@SingingtoMaisiee
When I was in utero my dad would play aphex twin and place headphones on my mums stomach. He used to wake me at dawn and bundle me in his arms as we strolled to the crisp Cornish beach to catch the sunrise listening to ambient works. When I was older he’d wake me up on nights where his insomnia was particularly bad and we’d stroll to the beach arm in arm watching the stars. I came across this as I’m sat in a daze alone in my bedroom. I’m 24 now, just under four years ago I woke to find my dads body after he took his own life. He requested #3 Ambient works as one of the songs for his funeral. I can’t listen to that album anymore without feeling deep turmoil, but this song gives me some will to fight. I feel as if my silhouette is a lightbulb and I could shatter at any moment but even still, there’s something in me willing to find the light.
@Mr.BruhBro
Came back from a 1.2 year deployment to the Middle East earlier this year and have been adjusting back to society ever since.

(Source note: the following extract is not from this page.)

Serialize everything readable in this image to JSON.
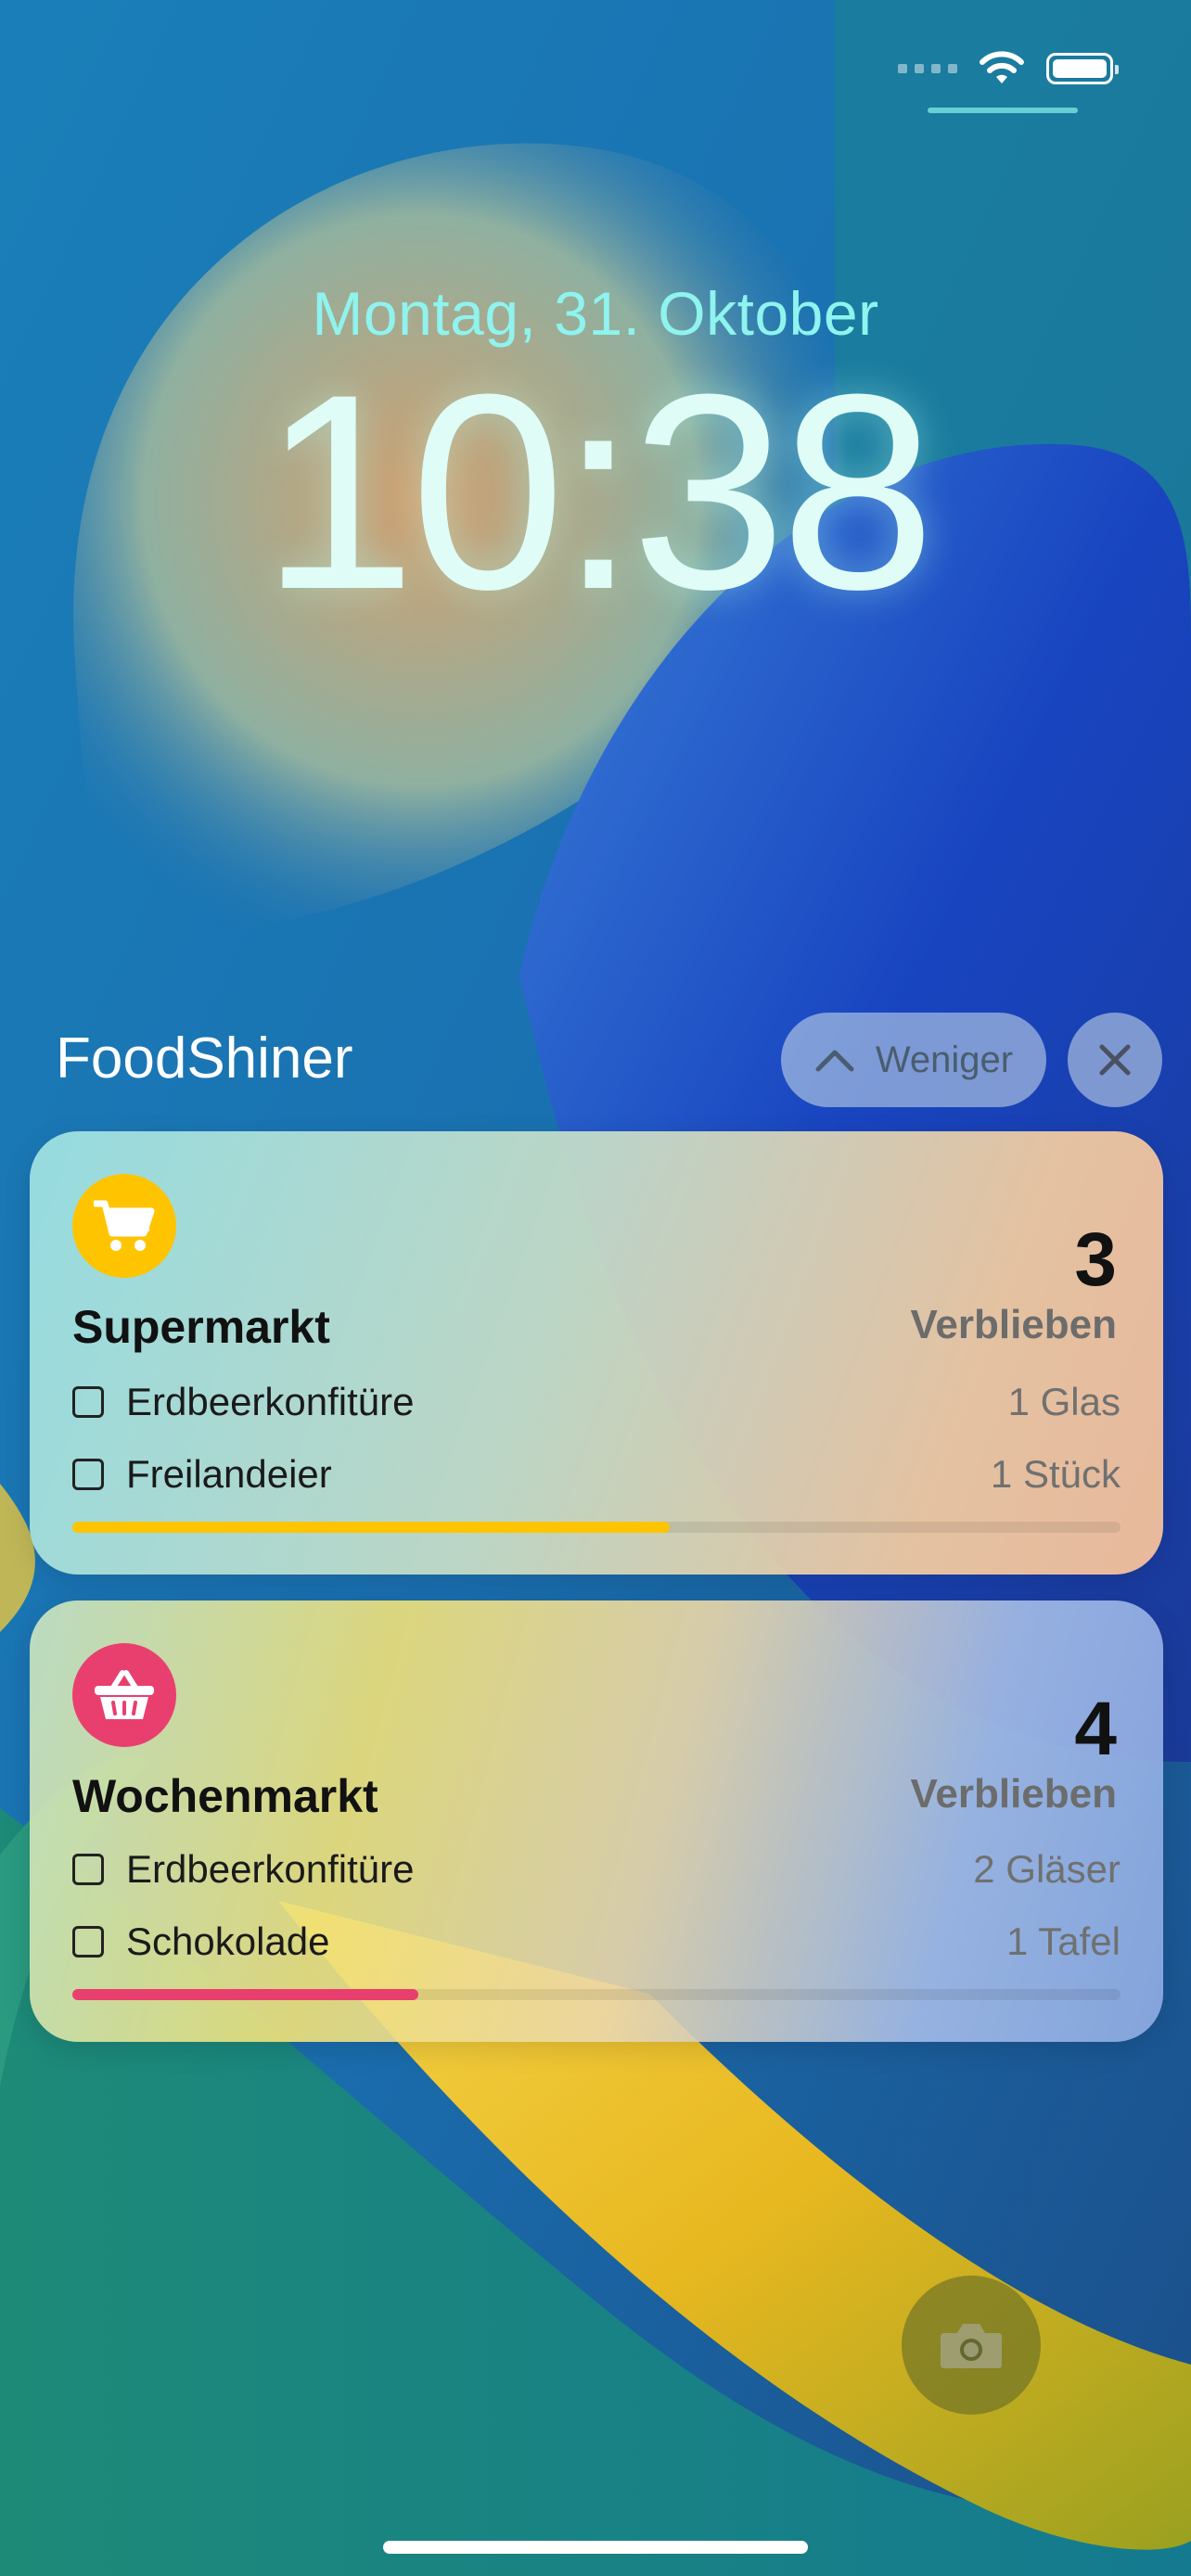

There was a certain beauty and high in all the chaos and loss I experienced over there. I know I’m back state side and I should feel okay, but feels like a part of me is still over there, in front of a small grill cooking cheap steaks in front of the connex box me and the boys slept in, petting the stray cats and talking about what we missed back home. Now that I’m home, all I miss is the life I had over there. I feel like I’m just in auto-pilot everyday since I’ve gotten back — 2 of the guys from my units recently killed themselves and I don’t even know what I should feel. I missed who I was because I don’t even know who I am anymore.